Versorger-Aktien
Börse wettet auf Atomkraft

Nach dem Sieg von Union und FDP bei der Bundestagswahl gehören die großen Energiekonzerne zu den Gewinnern an der Börse. Analysten haben bereits ausgerechnet, wie viel die Aktien noch zulegen könnten, wenn die Atomkraftwerke länger am Netz blieben. Ganz anders sieht es für Solaraktien aus. Experten erwarten, die neue Regierung könne die Förderung für die Branche kürzen.

hac/panFRANKFURT. Am Tag nach der Bundestagswahl bewegen sich vor allem die Aktien der Energiebranche. Die Kurse von Eon und RWE stiegen um 2,8 Prozent auf 29 Euro bzw. um 3,2 Prozent auf 64,18 Euro. "Eine mögliche Verlängerung der Restlaufzeitzeit von Atomkraftwerken um mehrere Jahre könnte die Kurse der wichtigsten Versorger erhöhen", sagte Jörg Zeuner, Chefvolkswirt der Liechtensteiner VP Bank. Die Analysten von Sal. Oppenheim haben ausgerechnet, dass die Eon-Aktie vier Euro mehr wert ist als aktuell, sollten die Laufzeiten um 15 Jahre verlängert werden. Bei RWE sind es neun Euro je Aktie.
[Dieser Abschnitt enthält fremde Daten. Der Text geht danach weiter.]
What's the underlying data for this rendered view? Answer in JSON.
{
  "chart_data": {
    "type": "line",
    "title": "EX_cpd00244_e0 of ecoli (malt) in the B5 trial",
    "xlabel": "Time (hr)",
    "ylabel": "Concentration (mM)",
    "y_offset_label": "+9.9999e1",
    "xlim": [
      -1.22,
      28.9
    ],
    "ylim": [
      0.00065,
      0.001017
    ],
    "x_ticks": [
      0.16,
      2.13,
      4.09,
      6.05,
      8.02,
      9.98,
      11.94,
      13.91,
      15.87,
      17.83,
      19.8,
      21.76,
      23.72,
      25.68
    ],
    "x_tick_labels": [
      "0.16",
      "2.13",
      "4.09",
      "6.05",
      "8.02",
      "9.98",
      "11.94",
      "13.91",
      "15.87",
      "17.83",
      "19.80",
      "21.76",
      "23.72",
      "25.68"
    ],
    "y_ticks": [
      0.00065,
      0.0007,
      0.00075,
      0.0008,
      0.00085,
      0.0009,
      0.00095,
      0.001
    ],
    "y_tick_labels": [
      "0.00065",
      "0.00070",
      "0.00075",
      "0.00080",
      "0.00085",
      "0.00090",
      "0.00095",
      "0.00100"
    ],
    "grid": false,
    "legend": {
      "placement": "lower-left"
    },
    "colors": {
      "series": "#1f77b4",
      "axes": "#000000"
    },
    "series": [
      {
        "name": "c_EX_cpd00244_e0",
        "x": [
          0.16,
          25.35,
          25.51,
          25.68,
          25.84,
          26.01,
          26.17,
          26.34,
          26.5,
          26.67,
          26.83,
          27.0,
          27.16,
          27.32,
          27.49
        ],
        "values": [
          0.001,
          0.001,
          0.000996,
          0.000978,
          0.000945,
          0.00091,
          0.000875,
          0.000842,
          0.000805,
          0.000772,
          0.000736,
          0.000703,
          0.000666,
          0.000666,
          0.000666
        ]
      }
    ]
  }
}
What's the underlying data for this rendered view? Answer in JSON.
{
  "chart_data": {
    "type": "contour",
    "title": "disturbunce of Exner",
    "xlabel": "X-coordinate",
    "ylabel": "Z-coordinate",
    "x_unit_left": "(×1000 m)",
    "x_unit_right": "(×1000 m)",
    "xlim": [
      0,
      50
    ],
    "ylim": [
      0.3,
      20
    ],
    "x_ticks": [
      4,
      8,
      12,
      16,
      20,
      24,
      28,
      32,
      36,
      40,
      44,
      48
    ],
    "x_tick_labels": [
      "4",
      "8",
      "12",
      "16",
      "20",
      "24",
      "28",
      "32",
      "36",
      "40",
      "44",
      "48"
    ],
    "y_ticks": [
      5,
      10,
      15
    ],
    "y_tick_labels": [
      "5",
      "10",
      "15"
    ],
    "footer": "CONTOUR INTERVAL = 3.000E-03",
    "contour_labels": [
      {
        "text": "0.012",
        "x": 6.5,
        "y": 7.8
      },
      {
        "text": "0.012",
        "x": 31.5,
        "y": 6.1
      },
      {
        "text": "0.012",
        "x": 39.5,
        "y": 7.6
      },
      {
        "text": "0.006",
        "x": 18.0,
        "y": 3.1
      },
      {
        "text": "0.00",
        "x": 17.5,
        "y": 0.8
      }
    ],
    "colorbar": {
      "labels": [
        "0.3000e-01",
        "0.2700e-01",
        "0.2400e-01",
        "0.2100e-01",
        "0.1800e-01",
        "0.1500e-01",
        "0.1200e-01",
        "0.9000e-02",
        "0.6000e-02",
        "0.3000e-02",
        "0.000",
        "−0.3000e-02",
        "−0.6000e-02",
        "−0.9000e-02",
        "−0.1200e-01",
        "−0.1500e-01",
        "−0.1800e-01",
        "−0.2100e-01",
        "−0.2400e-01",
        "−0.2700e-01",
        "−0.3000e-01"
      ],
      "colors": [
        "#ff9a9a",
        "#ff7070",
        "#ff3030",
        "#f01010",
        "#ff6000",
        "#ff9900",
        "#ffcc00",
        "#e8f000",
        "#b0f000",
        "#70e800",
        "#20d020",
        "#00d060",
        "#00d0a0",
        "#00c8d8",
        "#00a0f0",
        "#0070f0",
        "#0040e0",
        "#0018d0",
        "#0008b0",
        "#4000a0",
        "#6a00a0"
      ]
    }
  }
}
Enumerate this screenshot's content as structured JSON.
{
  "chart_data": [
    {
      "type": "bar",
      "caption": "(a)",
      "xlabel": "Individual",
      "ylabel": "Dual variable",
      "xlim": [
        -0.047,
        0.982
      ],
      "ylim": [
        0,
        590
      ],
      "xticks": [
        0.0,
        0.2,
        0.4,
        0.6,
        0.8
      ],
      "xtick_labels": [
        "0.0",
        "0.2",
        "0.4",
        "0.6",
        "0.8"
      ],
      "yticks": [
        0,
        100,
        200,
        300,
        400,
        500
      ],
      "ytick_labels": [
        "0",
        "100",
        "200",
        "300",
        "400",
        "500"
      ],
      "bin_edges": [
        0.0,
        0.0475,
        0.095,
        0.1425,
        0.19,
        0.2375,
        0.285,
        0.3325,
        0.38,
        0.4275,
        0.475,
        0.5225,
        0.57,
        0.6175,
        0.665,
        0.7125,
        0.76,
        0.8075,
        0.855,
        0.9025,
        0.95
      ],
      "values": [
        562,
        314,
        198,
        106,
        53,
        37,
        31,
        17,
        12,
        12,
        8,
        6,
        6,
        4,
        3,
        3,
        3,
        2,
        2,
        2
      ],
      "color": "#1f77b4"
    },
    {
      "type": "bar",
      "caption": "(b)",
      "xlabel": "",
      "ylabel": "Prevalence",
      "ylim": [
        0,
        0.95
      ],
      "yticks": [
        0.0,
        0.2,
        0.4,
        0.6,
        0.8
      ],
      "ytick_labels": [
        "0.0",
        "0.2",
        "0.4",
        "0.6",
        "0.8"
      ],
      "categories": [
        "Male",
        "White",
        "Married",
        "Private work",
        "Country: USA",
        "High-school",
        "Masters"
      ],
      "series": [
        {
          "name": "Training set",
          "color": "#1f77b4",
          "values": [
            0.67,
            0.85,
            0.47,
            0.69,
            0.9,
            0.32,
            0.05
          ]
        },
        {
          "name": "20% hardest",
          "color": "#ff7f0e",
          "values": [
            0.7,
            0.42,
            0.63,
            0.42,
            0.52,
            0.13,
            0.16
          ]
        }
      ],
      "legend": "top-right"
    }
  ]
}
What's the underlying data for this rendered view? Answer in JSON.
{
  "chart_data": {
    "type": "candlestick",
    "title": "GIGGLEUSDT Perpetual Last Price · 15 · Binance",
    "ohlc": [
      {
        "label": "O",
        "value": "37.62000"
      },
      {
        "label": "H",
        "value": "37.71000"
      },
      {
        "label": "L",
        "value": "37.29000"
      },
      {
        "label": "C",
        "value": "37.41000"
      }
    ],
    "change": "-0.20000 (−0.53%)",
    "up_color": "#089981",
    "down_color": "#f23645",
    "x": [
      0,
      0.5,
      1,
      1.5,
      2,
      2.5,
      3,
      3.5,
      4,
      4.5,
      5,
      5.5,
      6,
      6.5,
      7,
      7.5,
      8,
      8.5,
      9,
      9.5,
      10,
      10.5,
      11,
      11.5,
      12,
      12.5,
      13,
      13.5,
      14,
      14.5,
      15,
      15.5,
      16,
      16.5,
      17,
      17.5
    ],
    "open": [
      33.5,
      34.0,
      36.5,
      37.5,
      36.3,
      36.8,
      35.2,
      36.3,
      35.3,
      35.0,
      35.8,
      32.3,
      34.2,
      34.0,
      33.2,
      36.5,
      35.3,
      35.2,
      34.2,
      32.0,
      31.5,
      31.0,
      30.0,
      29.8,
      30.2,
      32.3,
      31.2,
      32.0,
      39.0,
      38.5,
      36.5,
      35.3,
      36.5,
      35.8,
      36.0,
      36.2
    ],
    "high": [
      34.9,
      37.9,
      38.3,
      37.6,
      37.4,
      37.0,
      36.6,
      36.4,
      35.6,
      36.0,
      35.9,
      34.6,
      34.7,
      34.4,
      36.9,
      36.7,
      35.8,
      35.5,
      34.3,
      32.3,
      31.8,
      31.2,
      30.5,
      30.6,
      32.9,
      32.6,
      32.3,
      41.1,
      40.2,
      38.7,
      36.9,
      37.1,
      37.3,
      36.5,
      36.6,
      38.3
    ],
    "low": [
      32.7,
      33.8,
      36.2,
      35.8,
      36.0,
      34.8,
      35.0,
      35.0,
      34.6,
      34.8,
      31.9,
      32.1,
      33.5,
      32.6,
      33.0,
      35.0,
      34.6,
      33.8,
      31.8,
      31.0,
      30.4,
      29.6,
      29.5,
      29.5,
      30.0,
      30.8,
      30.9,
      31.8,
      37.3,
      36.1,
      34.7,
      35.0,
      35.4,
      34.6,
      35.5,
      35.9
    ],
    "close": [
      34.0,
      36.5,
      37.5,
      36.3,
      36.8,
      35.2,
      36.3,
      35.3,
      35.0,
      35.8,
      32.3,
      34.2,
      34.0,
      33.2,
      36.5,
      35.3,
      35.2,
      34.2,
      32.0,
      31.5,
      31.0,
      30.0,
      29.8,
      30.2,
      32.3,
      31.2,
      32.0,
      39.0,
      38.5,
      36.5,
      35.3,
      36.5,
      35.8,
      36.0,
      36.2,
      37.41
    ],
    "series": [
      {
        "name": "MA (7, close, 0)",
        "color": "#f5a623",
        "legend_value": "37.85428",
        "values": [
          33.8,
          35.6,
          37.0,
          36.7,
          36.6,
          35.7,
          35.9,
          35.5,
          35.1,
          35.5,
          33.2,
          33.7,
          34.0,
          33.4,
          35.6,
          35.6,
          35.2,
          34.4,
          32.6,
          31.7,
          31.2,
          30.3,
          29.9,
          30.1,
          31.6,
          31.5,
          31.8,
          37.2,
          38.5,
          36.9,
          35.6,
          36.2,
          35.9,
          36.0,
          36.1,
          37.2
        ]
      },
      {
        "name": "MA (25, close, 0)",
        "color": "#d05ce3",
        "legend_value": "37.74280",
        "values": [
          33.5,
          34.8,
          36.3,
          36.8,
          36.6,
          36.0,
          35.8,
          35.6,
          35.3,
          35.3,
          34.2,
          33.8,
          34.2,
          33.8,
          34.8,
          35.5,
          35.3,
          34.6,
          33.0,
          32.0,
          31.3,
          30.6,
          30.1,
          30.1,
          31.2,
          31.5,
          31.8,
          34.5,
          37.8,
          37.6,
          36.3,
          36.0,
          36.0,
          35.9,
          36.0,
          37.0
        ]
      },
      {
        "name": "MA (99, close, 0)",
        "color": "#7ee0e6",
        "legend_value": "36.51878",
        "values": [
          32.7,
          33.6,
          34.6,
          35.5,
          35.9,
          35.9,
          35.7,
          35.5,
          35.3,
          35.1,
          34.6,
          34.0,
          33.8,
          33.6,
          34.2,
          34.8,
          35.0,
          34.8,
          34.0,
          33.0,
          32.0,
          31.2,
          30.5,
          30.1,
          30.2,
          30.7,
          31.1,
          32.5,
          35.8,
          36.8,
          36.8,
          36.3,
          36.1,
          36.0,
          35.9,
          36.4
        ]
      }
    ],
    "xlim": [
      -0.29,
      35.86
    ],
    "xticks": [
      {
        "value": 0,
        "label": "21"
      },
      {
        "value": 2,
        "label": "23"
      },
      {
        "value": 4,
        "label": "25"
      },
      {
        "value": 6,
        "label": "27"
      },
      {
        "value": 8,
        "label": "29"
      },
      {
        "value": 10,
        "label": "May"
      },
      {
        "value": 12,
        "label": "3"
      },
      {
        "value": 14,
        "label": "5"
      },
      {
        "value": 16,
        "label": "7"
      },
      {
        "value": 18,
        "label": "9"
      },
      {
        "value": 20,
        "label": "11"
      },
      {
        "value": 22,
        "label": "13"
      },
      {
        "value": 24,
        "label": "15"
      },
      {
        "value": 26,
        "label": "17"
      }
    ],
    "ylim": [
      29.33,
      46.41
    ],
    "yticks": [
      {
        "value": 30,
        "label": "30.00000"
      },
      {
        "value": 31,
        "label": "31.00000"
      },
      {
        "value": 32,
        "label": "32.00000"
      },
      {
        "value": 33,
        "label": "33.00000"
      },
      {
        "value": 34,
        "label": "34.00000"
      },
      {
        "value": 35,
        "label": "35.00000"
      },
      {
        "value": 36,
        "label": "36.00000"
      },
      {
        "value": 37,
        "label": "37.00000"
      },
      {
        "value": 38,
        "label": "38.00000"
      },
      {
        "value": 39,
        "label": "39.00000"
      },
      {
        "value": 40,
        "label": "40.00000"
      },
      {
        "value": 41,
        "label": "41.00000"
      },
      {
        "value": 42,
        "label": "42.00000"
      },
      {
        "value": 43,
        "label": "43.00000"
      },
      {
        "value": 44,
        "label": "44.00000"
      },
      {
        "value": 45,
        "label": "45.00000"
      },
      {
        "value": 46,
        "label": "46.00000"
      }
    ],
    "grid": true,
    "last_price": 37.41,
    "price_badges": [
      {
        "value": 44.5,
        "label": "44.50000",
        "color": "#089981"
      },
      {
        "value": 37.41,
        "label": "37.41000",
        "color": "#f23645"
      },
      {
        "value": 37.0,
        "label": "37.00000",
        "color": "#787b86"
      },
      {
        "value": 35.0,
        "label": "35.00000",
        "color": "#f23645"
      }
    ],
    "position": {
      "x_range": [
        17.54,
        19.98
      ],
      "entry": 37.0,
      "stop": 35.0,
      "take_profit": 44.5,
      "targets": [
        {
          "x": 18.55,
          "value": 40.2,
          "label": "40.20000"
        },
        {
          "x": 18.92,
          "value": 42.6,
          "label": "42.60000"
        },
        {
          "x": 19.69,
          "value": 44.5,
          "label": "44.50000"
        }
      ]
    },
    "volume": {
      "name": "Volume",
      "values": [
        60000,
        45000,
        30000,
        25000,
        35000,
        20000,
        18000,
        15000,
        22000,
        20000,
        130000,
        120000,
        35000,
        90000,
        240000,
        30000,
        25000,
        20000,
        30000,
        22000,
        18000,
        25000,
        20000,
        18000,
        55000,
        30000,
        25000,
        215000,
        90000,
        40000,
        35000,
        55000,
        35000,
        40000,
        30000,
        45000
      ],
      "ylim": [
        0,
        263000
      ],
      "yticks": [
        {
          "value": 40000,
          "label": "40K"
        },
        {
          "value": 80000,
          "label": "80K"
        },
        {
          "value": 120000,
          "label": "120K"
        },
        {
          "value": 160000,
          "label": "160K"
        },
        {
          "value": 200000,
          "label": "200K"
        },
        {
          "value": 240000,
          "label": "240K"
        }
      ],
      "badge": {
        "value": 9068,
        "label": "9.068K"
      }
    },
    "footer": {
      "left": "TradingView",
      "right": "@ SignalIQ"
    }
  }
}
Ein anderer Börsianer gab allerdings zu bedenken, dass einige Analysten bereits vor der Wahl einen Einstieg in Versorgerwerte empfohlen hätten. Somit sollte bereits ein Teil des positiven Effektes eingepreist sein.

Seit längerem streiten die Parteien über den Atomstrom. Die Union will einen Energiemix aus Erdöl, Kohle, Gas, Kernenergie sowie Biomasse, Wasser-, Wind- und Sonnenenergie. "Ohne Kernenergie ist eine globale Lösung der CO2-Problematik derzeit undenkbar", hieß es im Wahlprogramm. Allein mit regenerativen Energien sei der kräftig steigende Energiebedarf und die Klimaschutzziele nicht in Einklang zu bringen. Eine ganz wesentliche Rolle sollen dabei die Kernkraftwerke spielen. Am Ziel, den regenerativen Energien einen Anteil von 12,5 Prozent am deutschen Stromverbrauch zu ermöglichen, wird aber festgehalten. Auch die FDP hatte stets betont, sie halte den Ausstieg aus der Kernenergie für die falsche Strategie. SPD und Grüne dagegen wollen am Atom-Ausstieg festhalten.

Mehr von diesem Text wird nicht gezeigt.